Your Child Needs A Password Manager


If your child uses a computer for school work, you may be surprised by the number of websites that require him to log on. Many schools rely on Google apps. You probably have a school intranet with a required log-in, such as a Blackboard site, and each textbook publisher has their own website with username and password required. This is before your child starts using other educational websites or online research sites.

Most students whom I have worked with like to use their browser's automated "remember this password" feature to cope with remembering usernames and passwords. This works ok as long as they always use the same browser on the same device to access the website. It becomes more challenging to pull off if multiple family members have different log-ins for the same website on the same device. The plan also becomes vulnerable when a teacher provides log-in information at the beginning of the school year that a child may misplace before accessing the website weeks or months later. Unfortunately, when usernames and passwords do get misplaced there are several commonly used educational websites where users cannot reset their own log-ins, as they can with consumer websites; the intervention of a teacher is required, which can prevent students from starting on assignments during after-school hours.

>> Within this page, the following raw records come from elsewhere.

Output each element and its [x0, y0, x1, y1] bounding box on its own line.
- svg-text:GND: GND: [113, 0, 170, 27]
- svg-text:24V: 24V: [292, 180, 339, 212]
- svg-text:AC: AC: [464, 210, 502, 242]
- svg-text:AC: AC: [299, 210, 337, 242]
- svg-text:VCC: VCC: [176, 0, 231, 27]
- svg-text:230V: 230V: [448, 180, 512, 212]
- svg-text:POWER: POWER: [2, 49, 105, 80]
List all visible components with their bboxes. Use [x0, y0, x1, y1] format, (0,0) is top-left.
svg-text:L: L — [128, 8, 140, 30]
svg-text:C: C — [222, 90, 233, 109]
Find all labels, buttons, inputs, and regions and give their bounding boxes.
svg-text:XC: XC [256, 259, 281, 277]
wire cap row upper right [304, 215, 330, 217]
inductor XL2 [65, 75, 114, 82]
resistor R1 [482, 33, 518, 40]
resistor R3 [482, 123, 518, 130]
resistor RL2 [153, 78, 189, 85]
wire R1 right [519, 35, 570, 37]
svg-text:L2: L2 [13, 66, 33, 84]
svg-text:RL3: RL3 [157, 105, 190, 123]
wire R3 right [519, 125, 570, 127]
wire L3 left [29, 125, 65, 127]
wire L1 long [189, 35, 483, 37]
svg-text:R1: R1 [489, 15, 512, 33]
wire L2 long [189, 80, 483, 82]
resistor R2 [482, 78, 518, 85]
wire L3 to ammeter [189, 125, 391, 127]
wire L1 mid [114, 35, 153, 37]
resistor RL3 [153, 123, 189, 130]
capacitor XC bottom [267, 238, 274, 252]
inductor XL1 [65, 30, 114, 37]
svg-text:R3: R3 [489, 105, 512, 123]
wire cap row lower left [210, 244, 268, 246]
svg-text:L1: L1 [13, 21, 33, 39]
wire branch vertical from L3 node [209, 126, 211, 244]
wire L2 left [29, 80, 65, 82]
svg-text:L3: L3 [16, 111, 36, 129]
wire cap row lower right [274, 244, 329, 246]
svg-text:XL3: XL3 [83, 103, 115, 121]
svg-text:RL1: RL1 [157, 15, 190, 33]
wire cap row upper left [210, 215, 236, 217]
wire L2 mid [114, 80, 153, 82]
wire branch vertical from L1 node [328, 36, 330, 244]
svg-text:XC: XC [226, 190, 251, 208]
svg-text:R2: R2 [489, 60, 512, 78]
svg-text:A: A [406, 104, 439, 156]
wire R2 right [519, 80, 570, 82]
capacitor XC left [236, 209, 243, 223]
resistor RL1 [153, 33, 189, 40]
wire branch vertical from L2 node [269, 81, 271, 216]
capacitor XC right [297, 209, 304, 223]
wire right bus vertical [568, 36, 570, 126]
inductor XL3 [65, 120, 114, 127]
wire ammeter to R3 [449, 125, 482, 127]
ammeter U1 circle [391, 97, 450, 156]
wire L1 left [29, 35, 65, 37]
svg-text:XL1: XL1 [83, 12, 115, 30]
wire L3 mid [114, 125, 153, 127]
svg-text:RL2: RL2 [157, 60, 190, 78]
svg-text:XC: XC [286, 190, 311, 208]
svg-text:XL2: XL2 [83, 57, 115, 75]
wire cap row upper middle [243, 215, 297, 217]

One of the best ways to circumvent password problems before they come up and delay school work is to invest in a password manager. One that I've loved for my personal use is LastPass. You can get a one-device license for free or pay $48 for an annual family premium membership for up to six people. The premium membership allows for unlimited devices and for members of the same plan to share passwords with each other. LastPass will automatically log a user on to websites when it in installed on a computer. It can also be used as an app on mobile devices where users can launch websites with log-in information pre-filled directly from the app or copy and paste usernames and passwords from the app. The peace of mind and time savings are fantastic for all computer users but particularly wonderful for anyone who has experienced organizational challenges. If you're not sure whether a password manager is for you, you might try a free version and upgrade later if you find yourself or your family members getting use out of this tool.